Meta é vacinar praticamente toda a pecuária leiteira e de confinamento

A estratégia oficial inclui um plano de imunização agressivo, priorizando as regiões consideradas de maior risco.

De acordo com o ministro, a intenção é vacinar:

  • 100% do rebanho leiteiro e do gado em confinamento (feedlots)
  • 90% do gado comercial
  • 80% do gado comunitário

O objetivo estabelecido é reduzir em 70% os surtos em províncias de alto risco dentro de 12 meses, usando vacinação e, ao mesmo tempo, reforçar áreas livres por meio de “zonas de contenção” (vacina em cinturões) e restrições duras de movimentação animal.

Feedlots positivos e 160 mil animais sob controle imediato

Um dos pontos que mais chama atenção no caso sul-africano é a presença do vírus também em grandes operações comerciais.
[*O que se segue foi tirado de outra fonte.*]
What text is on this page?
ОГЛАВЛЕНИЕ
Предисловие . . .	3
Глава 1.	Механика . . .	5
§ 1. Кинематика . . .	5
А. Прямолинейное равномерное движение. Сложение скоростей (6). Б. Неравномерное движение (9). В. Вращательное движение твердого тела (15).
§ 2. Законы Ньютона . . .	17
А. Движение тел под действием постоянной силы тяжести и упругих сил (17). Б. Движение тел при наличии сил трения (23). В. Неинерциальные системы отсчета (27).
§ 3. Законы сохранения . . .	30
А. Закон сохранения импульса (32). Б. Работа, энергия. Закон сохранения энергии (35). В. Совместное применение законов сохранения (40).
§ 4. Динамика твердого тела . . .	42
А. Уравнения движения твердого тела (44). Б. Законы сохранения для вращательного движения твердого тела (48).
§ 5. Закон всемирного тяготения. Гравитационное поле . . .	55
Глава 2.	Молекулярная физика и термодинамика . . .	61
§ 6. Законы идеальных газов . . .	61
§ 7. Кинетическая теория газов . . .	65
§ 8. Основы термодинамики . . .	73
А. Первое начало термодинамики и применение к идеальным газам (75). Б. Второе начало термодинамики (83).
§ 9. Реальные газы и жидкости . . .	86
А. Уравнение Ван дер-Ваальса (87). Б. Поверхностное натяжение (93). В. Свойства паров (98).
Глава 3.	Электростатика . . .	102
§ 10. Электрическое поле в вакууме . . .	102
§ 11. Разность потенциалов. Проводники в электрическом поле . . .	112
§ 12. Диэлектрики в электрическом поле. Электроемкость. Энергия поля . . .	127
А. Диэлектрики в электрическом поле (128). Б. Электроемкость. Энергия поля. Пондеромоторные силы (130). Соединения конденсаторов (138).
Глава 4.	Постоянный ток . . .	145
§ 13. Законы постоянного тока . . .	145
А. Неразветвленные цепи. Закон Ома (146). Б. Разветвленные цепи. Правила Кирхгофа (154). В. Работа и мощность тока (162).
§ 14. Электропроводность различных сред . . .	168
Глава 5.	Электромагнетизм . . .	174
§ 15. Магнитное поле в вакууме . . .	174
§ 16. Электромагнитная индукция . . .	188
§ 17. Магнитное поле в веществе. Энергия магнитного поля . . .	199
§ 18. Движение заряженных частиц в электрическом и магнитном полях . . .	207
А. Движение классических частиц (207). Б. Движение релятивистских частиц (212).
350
O Beef Central relata que, em junho de 2025, a imprensa local informou que três dos maiores confinamentos comerciais do país, operados pela Karan Beef, testaram positivo para febre aftosa, levando cerca de 160 mil cabeças a serem colocadas sob medidas imediatas de controle.

Esse episódio expõe um risco importante: quando a febre aftosa entra em sistemas intensivos, o impacto logístico e econômico tende a ser rápido e profundo, pela concentração de animais, fluxo constante de transporte e cadeia de fornecimento integrada.

Quase 2 milhões de animais vacinados em poucos meses

Em resposta ao avanço, o ministro informou que quase 2 milhões de animais foram vacinados nos últimos meses, reforçando a dimensão da mobilização sanitária em curso.

Vida selvagem vira peça-chave: búfalos sob vigilância

Outro fator que aumenta a complexidade do combate é o papel da fauna silvestre. Segundo as autoridades, animais selvagens podem estar contribuindo para a disseminação do vírus, motivo pelo qual a vigilância sanitária está sendo ampliada — com atenção especial aos búfalos, apontados como portadores importantes.

A diretora-chefe de Coordenação de Biossegurança, Dra. Emily Mogajane, afirmou que os búfalos podem carregar a doença sem demonstrar sinais clínicos, o que exige vigilância específica, além de vacinação direcionada nas áreas próximas a reservas.

Um alerta sanitário que ultrapassa fronteiras

O caso da África do Sul mostra como a febre aftosa pode se transformar em uma crise prolongada quando há: ampla circulação territorial, desafios de fiscalização, presença de vida selvagem como reservatório, além de risco em grandes estruturas comerciais como confinamentos.

Ao projetar uma estratégia de 10 anos, o governo deixa evidente que o processo de reconstrução sanitária não é simples — e envolve uma combinação de vacina, vigilância constante, controle rigoroso de movimentação e compromisso do produtor rural.

Em resumo: a febre aftosa, quando perde controle, não vira “notícia de uma semana” — vira um problema de uma década.